BMA and it's employees work with Ecologi to offset the carbon footprint of each our employees at work and at home. We have now reached 6 months of partnering with Ecologi, we have offset over 100 tonnes of carbon dioxide, financed the planting of over 1,500 trees and most recently, supported a rainforest protection programme in Peru and a Peatland restoration and conservation project in Indonesia.
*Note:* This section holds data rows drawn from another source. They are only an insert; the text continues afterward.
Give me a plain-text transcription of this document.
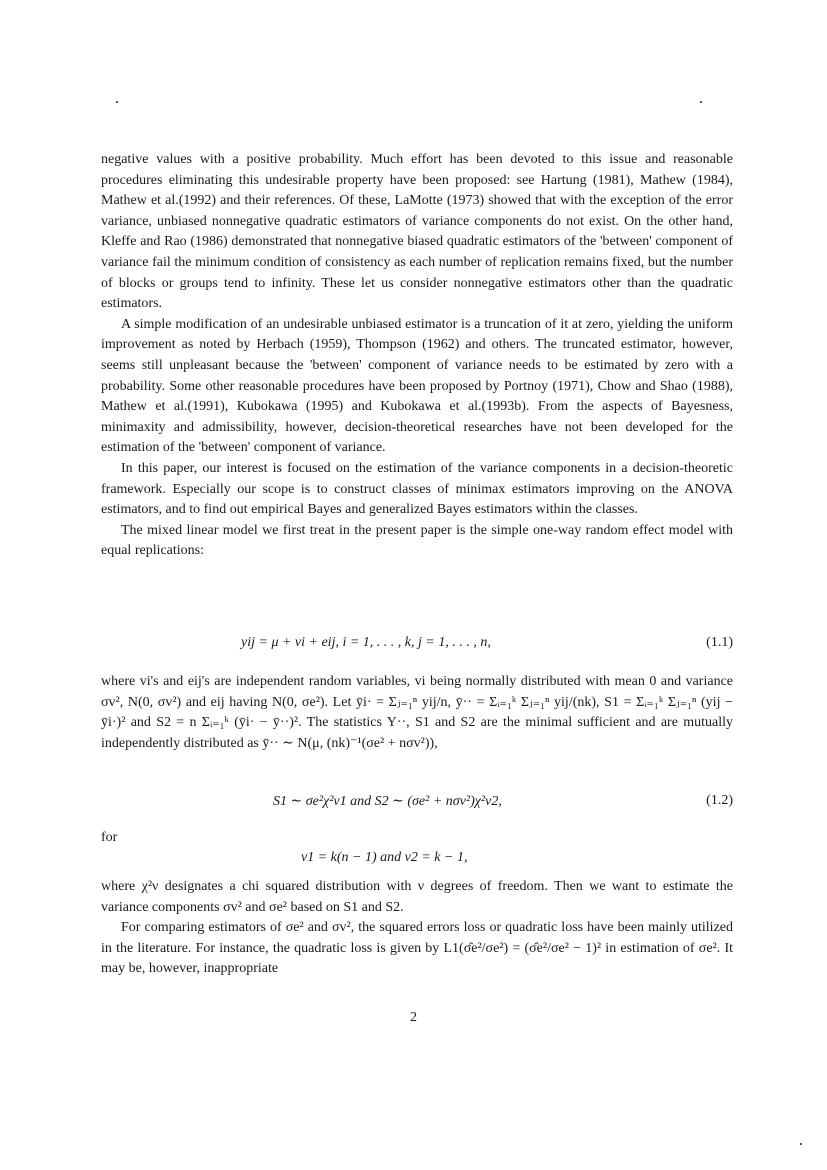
negative values with a positive probability. Much effort has been devoted to this issue and reasonable procedures eliminating this undesirable property have been proposed: see Hartung (1981), Mathew (1984), Mathew et al.(1992) and their references. Of these, LaMotte (1973) showed that with the exception of the error variance, unbiased nonnegative quadratic estimators of variance components do not exist. On the other hand, Kleffe and Rao (1986) demonstrated that nonnegative biased quadratic estimators of the 'between' component of variance fail the minimum condition of consistency as each number of replication remains fixed, but the number of blocks or groups tend to infinity. These let us consider nonnegative estimators other than the quadratic estimators.

A simple modification of an undesirable unbiased estimator is a truncation of it at zero, yielding the uniform improvement as noted by Herbach (1959), Thompson (1962) and others. The truncated estimator, however, seems still unpleasant because the 'between' component of variance needs to be estimated by zero with a probability. Some other reasonable procedures have been proposed by Portnoy (1971), Chow and Shao (1988), Mathew et al.(1991), Kubokawa (1995) and Kubokawa et al.(1993b). From the aspects of Bayesness, minimaxity and admissibility, however, decision-theoretical researches have not been developed for the estimation of the 'between' component of variance.

In this paper, our interest is focused on the estimation of the variance components in a decision-theoretic framework. Especially our scope is to construct classes of minimax estimators improving on the ANOVA estimators, and to find out empirical Bayes and generalized Bayes estimators within the classes.

The mixed linear model we first treat in the present paper is the simple one-way random effect model with equal replications:

yij = μ + vi + eij, i = 1, . . . , k, j = 1, . . . , n,	(1.1)

where vi's and eij's are independent random variables, vi being normally distributed with mean 0 and variance σv², N(0, σv²) and eij having N(0, σe²). Let ȳi· = Σⱼ₌₁ⁿ yij/n, ȳ·· = Σᵢ₌₁ᵏ Σⱼ₌₁ⁿ yij/(nk), S1 = Σᵢ₌₁ᵏ Σⱼ₌₁ⁿ (yij − ȳi·)² and S2 = n Σᵢ₌₁ᵏ (ȳi· − ȳ··)². The statistics Y··, S1 and S2 are the minimal sufficient and are mutually independently distributed as ȳ·· ∼ N(μ, (nk)⁻¹(σe² + nσv²)),

S1 ∼ σe²χ²ν1 and S2 ∼ (σe² + nσv²)χ²ν2,	(1.2)

for

ν1 = k(n − 1) and ν2 = k − 1,

where χ²ν designates a chi squared distribution with ν degrees of freedom. Then we want to estimate the variance components σv² and σe² based on S1 and S2.

For comparing estimators of σe² and σv², the squared errors loss or quadratic loss have been mainly utilized in the literature. For instance, the quadratic loss is given by L1(σ̂e²/σe²) = (σ̂e²/σe² − 1)² in estimation of σe². It may be, however, inappropriate

2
Madre de Dios is the third-largest, and least densely populated,region of Peru. It is home to much of the Peruvian Amazon. The region has historically been subject to numerous conservation challenges. These include extraction of the rich natural resources in the area – including rubber, timber, and alluvial gold. In 2011, the completion of the Trans Oceanic Highway– linking Peru to Brazil – presented further challenges to the conservation efforts in the region, dramatically expanding the nearby town of Puerto Maldonado, and producing an uptick in illegal logging in the region, in areas nearby to the highway. The Brazil nut tree is one of the largest and longest-lived trees found in the Amazon, they can grow to 50m and live for over 500 years. Brazil nuts are notable for their rich content of vitamins and minerals, and this makes them an important and valuable non-timber forest product, and their passive harvesting provides a way to generate income from a tropical forest without destroying it. This supports the community to produce reliable income through this passive harvesting. This incentivises the protection of the forest and its carbon sinking capabilities, since Brazil nut trees can only be found in old-growth forests. The project has also built a new processing facility, expanding a formerly subsistence activity into a viable income source. Additionally, the community receive carbon finance income generated by the protection of the rainforest.
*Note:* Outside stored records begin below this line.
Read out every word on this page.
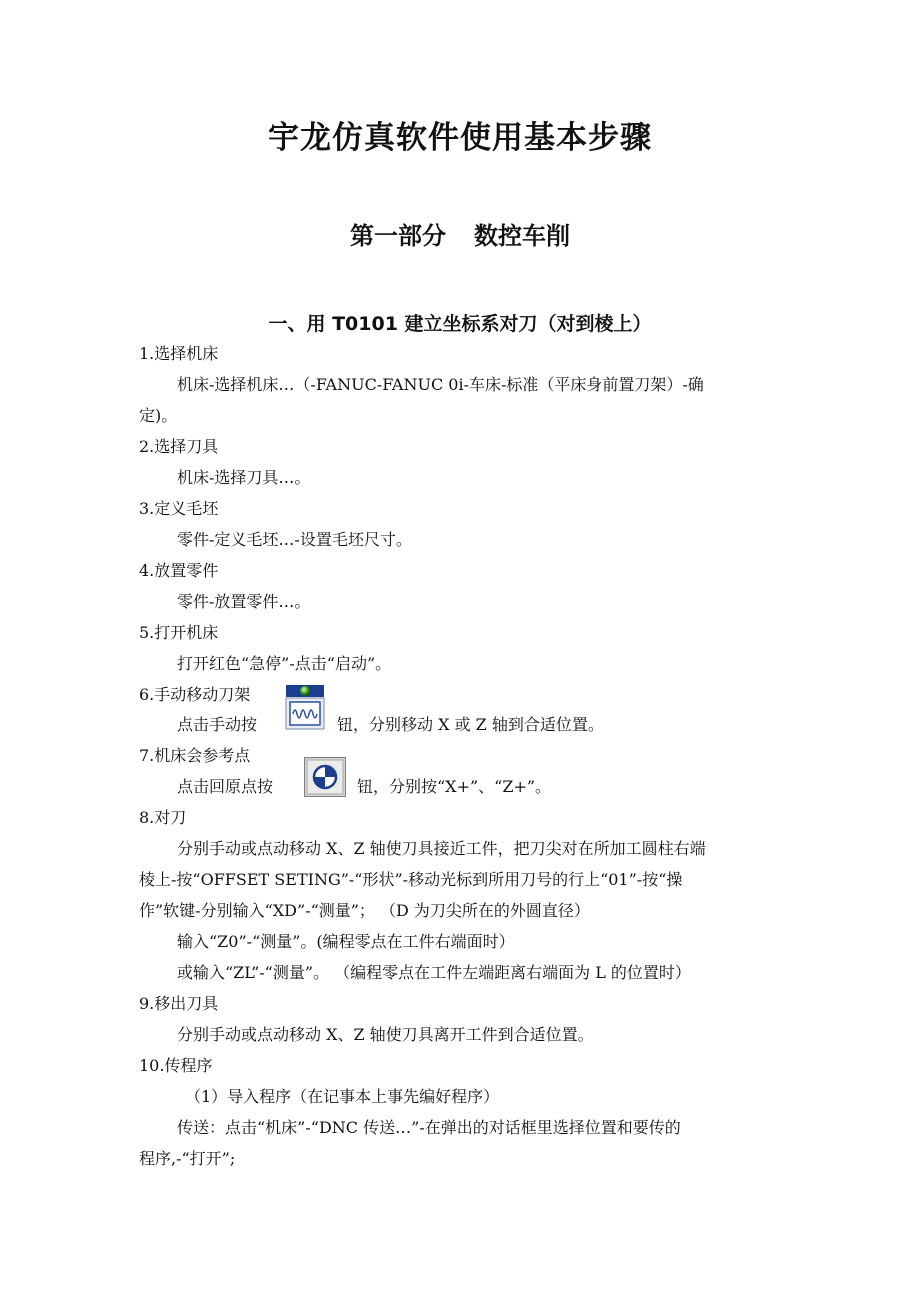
宇龙仿真软件使用基本步骤
第一部分 数控车削
一、用 T0101 建立坐标系对刀（对到棱上）
1.选择机床
机床-选择机床…（-FANUC-FANUC 0i-车床-标准（平床身前置刀架）-确
定)。
2.选择刀具
机床-选择刀具…。
3.定义毛坯
零件-定义毛坯…-设置毛坯尺寸。
4.放置零件
零件-放置零件…。
5.打开机床
打开红色“急停”-点击“启动”。
6.手动移动刀架
点击手动按	钮，分别移动 X 或 Z 轴到合适位置。
7.机床会参考点
点击回原点按	钮，分别按“X+”、“Z+”。
8.对刀
分别手动或点动移动 X、Z 轴使刀具接近工件，把刀尖对在所加工圆柱右端
棱上-按“OFFSET SETING”-“形状”-移动光标到所用刀号的行上“01”-按“操
作”软键-分别输入“XD”-“测量”； （D 为刀尖所在的外圆直径）
输入“Z0”-“测量”。(编程零点在工件右端面时）
或输入“ZL”-“测量”。 （编程零点在工件左端距离右端面为 L 的位置时）
9.移出刀具
分别手动或点动移动 X、Z 轴使刀具离开工件到合适位置。
10.传程序
（1）导入程序（在记事本上事先编好程序）
传送：点击“机床”-“DNC 传送…”-在弹出的对话框里选择位置和要传的
程序,-“打开”;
Indonesia contains around 35% of the worlds tropical peatland, however they are increasingly being destroyed to make room for plantation crops including oil palm and acacia. From 2000 to 2015, the country lost an average of 498,000 hectares of forest each year. The Katingan Restoration and Conservation Project is located within the districts of Katingan and Kotawaringin Timur in the Central Kalimantan Province of Indonesian Borneo. The project sets out to protect and restore 149,800 hectares of peatland ecosystem. This includes the protection of existing peatland forest through satellite monitoring and fire management. The forests are monitored through high-resolution satellite imagery which allow for the quick detection of small scale disturbances, such as logging or fire, giving field staff the ability to intervene before degradation turns into deforestation.